Ok, I accept that. Noah and the Ark isn’t a literal story…Jonah and the whale, walking on water…ok, but where does it EVER get literal.

I have decided to just nip it in the bud with, “Do you believe that Jesus died on the cross and came back to life three days later.” If you agree with that, then that is just as non-scientific as Noah’s ark, so whatever. If you DON’T believe that Jesus literally died and came back, then I don’t know if we can call you a Christian.

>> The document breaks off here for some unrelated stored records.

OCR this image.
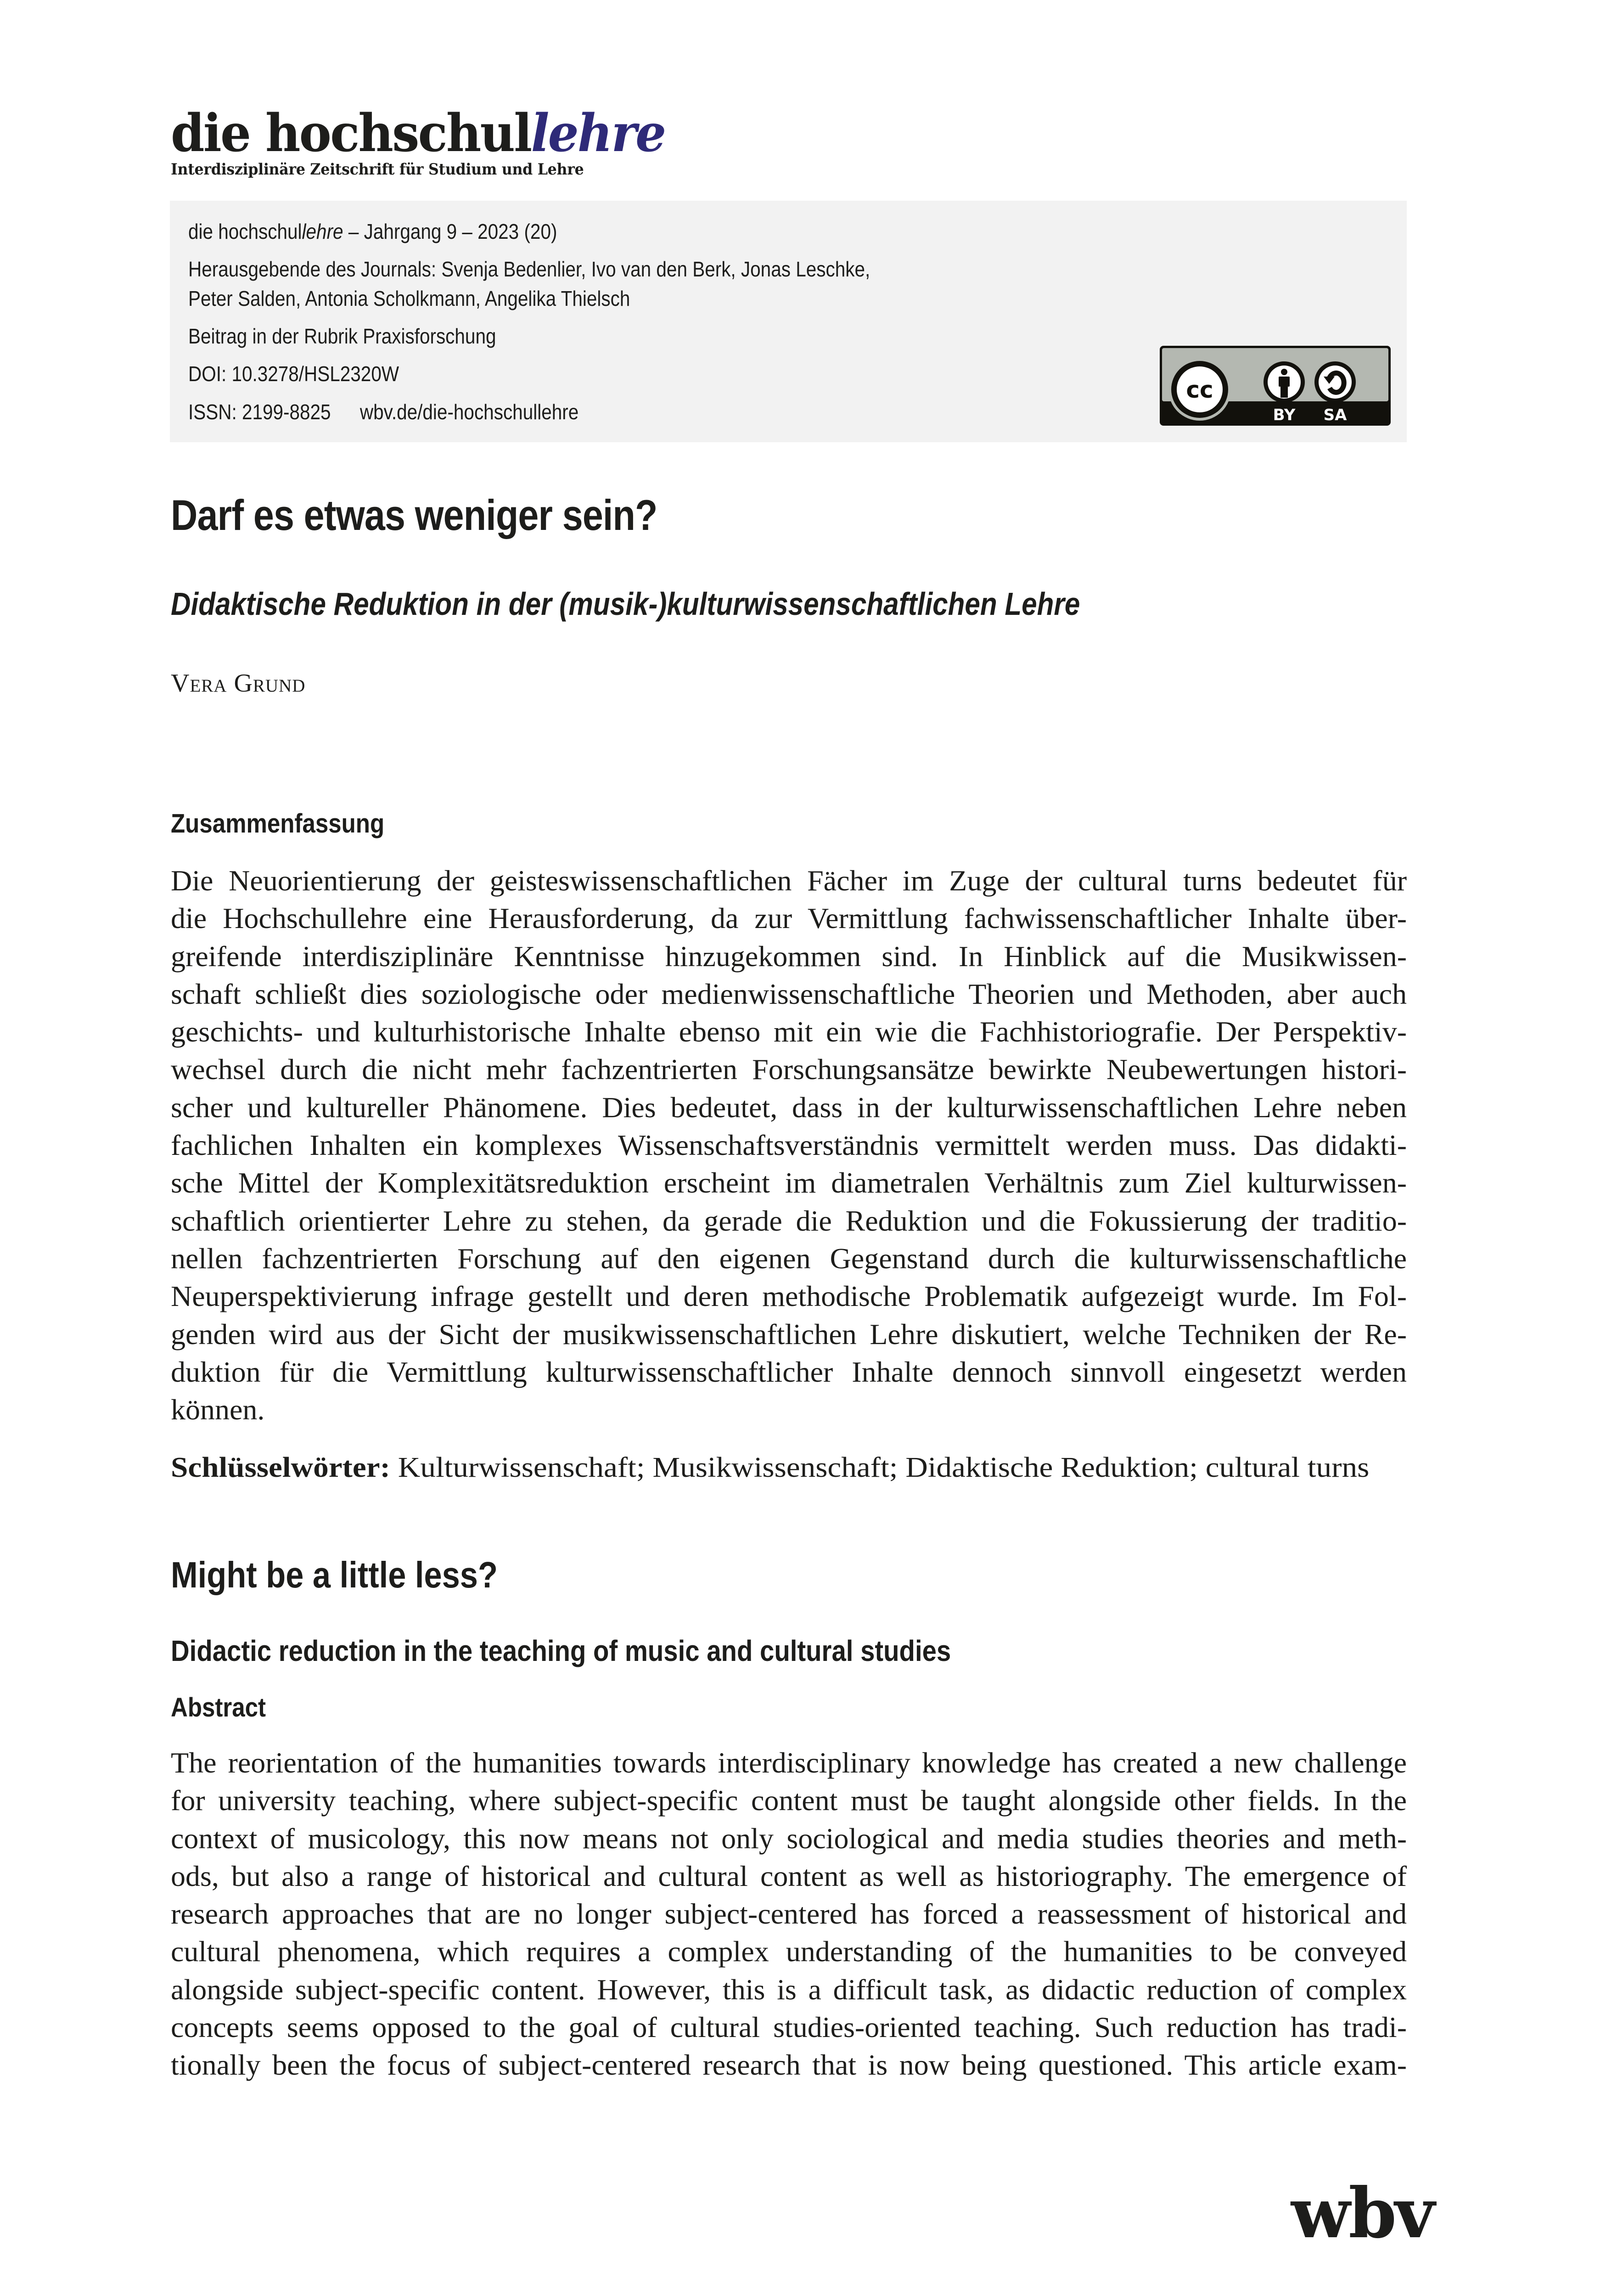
die hochschullehre
Interdisziplinäre Zeitschrift für Studium und Lehre
die hochschullehre – Jahrgang 9 – 2023 (20)
Herausgebende des Journals: Svenja Bedenlier, Ivo van den Berk, Jonas Leschke,
Peter Salden, Antonia Scholkmann, Angelika Thielsch
Beitrag in der Rubrik Praxisforschung
DOI: 10.3278/HSL2320W
ISSN: 2199-8825 wbv.de/die-hochschullehre
cc
BY SA
Darf es etwas weniger sein?
Didaktische Reduktion in der (musik-)kulturwissenschaftlichen Lehre
Vera Grund
Zusammenfassung
Die Neuorientierung der geisteswissenschaftlichen Fächer im Zuge der cultural turns bedeutet für
die Hochschullehre eine Herausforderung, da zur Vermittlung fachwissenschaftlicher Inhalte über-
greifende interdisziplinäre Kenntnisse hinzugekommen sind. In Hinblick auf die Musikwissen-
schaft schließt dies soziologische oder medienwissenschaftliche Theorien und Methoden, aber auch
geschichts- und kulturhistorische Inhalte ebenso mit ein wie die Fachhistoriografie. Der Perspektiv-
wechsel durch die nicht mehr fachzentrierten Forschungsansätze bewirkte Neubewertungen histori-
scher und kultureller Phänomene. Dies bedeutet, dass in der kulturwissenschaftlichen Lehre neben
fachlichen Inhalten ein komplexes Wissenschaftsverständnis vermittelt werden muss. Das didakti-
sche Mittel der Komplexitätsreduktion erscheint im diametralen Verhältnis zum Ziel kulturwissen-
schaftlich orientierter Lehre zu stehen, da gerade die Reduktion und die Fokussierung der traditio-
nellen fachzentrierten Forschung auf den eigenen Gegenstand durch die kulturwissenschaftliche
Neuperspektivierung infrage gestellt und deren methodische Problematik aufgezeigt wurde. Im Fol-
genden wird aus der Sicht der musikwissenschaftlichen Lehre diskutiert, welche Techniken der Re-
duktion für die Vermittlung kulturwissenschaftlicher Inhalte dennoch sinnvoll eingesetzt werden
können.
Schlüsselwörter: Kulturwissenschaft; Musikwissenschaft; Didaktische Reduktion; cultural turns
Might be a little less?
Didactic reduction in the teaching of music and cultural studies
Abstract
The reorientation of the humanities towards interdisciplinary knowledge has created a new challenge
for university teaching, where subject-specific content must be taught alongside other fields. In the
context of musicology, this now means not only sociological and media studies theories and meth-
ods, but also a range of historical and cultural content as well as historiography. The emergence of
research approaches that are no longer subject-centered has forced a reassessment of historical and
cultural phenomena, which requires a complex understanding of the humanities to be conveyed
alongside subject-specific content. However, this is a difficult task, as didactic reduction of complex
concepts seems opposed to the goal of cultural studies-oriented teaching. Such reduction has tradi-
tionally been the focus of subject-centered research that is now being questioned. This article exam-
wbv
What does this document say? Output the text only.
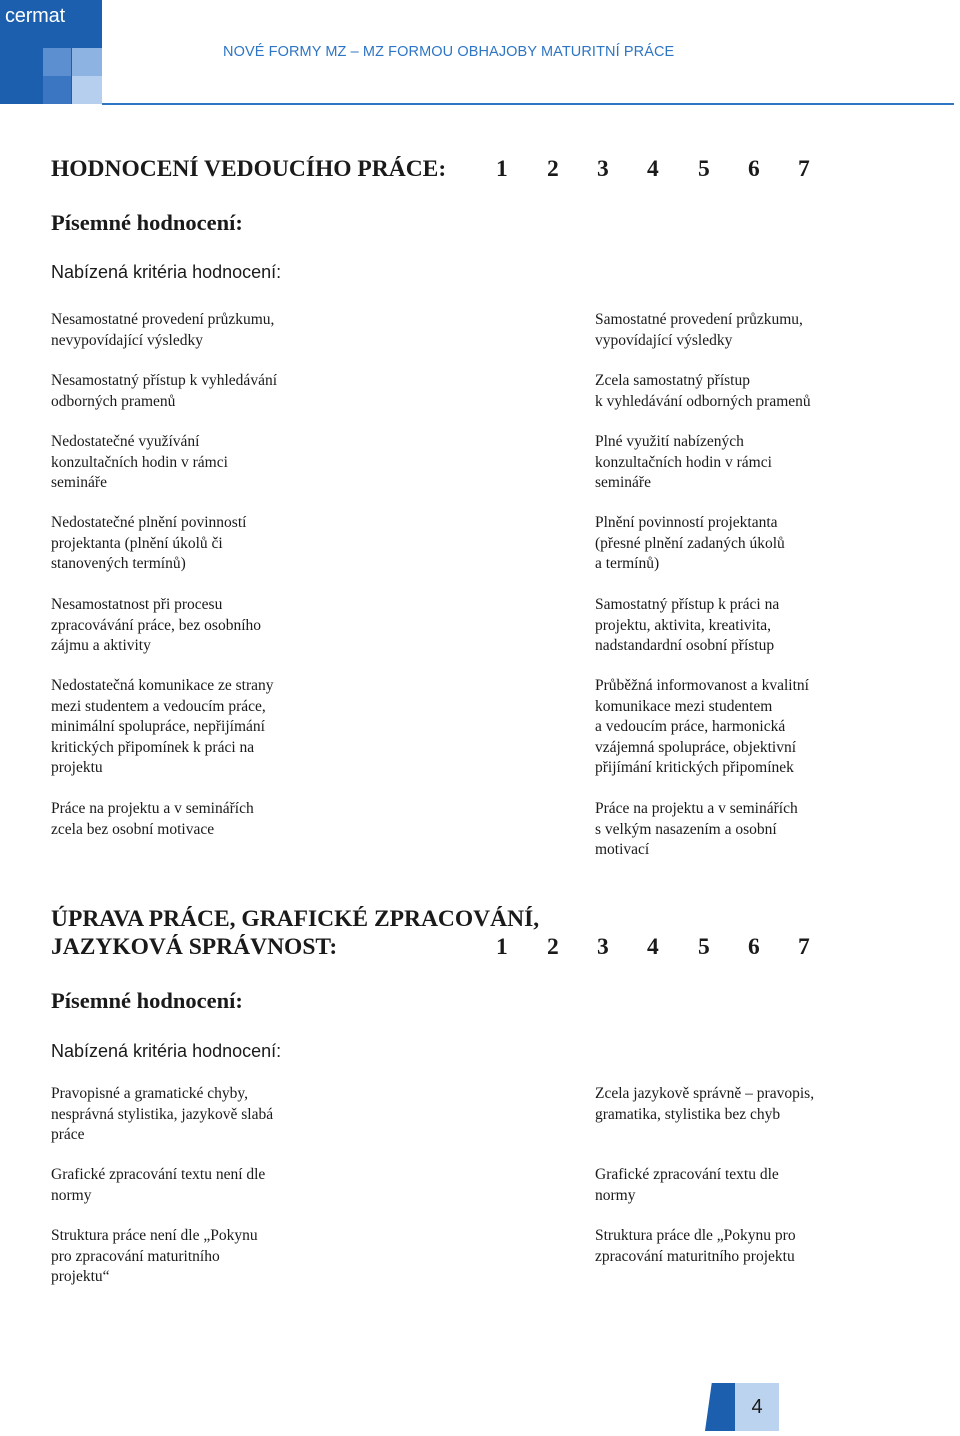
cermat
NOVÉ FORMY MZ – MZ FORMOU OBHAJOBY MATURITNÍ PRÁCE
HODNOCENÍ VEDOUCÍHO PRÁCE: 1 2 3 4 5 6 7
Písemné hodnocení:
Nabízená kritéria hodnocení:
Nesamostatné provedení průzkumu,
nevypovídající výsledky
Samostatné provedení průzkumu,
vypovídající výsledky
Nesamostatný přístup k vyhledávání
odborných pramenů
Zcela samostatný přístup
k vyhledávání odborných pramenů
Nedostatečné využívání
konzultačních hodin v rámci
semináře
Plné využití nabízených
konzultačních hodin v rámci
semináře
Nedostatečné plnění povinností
projektanta (plnění úkolů či
stanovených termínů)
Plnění povinností projektanta
(přesné plnění zadaných úkolů
a termínů)
Nesamostatnost při procesu
zpracovávání práce, bez osobního
zájmu a aktivity
Samostatný přístup k práci na
projektu, aktivita, kreativita,
nadstandardní osobní přístup
Nedostatečná komunikace ze strany
mezi studentem a vedoucím práce,
minimální spolupráce, nepřijímání
kritických připomínek k práci na
projektu
Průběžná informovanost a kvalitní
komunikace mezi studentem
a vedoucím práce, harmonická
vzájemná spolupráce, objektivní
přijímání kritických připomínek
Práce na projektu a v seminářích
zcela bez osobní motivace
Práce na projektu a v seminářích
s velkým nasazením a osobní
motivací
ÚPRAVA PRÁCE, GRAFICKÉ ZPRACOVÁNÍ,
JAZYKOVÁ SPRÁVNOST:	1 2 3 4 5 6 7
Písemné hodnocení:
Nabízená kritéria hodnocení:
Pravopisné a gramatické chyby,
nesprávná stylistika, jazykově slabá
práce
Zcela jazykově správně – pravopis,
gramatika, stylistika bez chyb
Grafické zpracování textu není dle
normy
Grafické zpracování textu dle
normy
Struktura práce není dle „Pokynu
pro zpracování maturitního
projektu“
Struktura práce dle „Pokynu pro
zpracování maturitního projektu
4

But what is a new phenomenon is church leaders declaring the literalist view as the only possible view. Augustine lived in the 4th and 5th century, and he tried to break people from their literalist views. At the Catholic high school that I attended, they taught that every story in Genesis from the Creation to the Tower of Babel were not to be taken literally.

So to answer the OP, the phenomenon of the masses beleiving in the literalist view is not new, but the phenomenon of church leaders teaching the literalist view is very new.

I pity them, much in the same as I pity you liberal Christians who still believe that Jesus died for your sins, rose from the dead, answers your prayers, and has prepared paradise for you when you die. If you think about it, it’s all the same type of thing.

Did your Catholic school teach that the crackers and wine were actual flesh and blood?

Cite that the above is new? What I see fundamentalists saying is that once you start doubting the miracles, then what proof is the Bible regarding all the other stuff deemed important.

That’s not in Genesis.

I was taught that the wafer and the wine were the literal body and blood of Christ.

I can live with that.

Don’t feel bad, we pity you for not believing those things (as foolish as they seem). So no hard feelings. :wink:

In a word, yes.

I realize that isn’t in Genesis. I just think it is so arbitrary. And I admit, I don’t know much about how Catholicism works, but I find it so arbitrary to say, “Of course the miracles in Genesis isn’t real. That would be silly. Now here, eat these crackers which is really the flesh of Christ.”

I don’t pity him. He is as God made him, and if God decided He needs an argumentative, close-minded anti-religious person to harangue people on the internet, He must have His reasons. I sometimes wish I had the faith in myself to do without any reliance on a Supreme Being. (These are some of the questions I hope to explore at Judgment.)

Great, but can you demonstrate that your beliefs are more reasonable than those held by Christians who think that Jonah was really 3 days in the belly of a whale?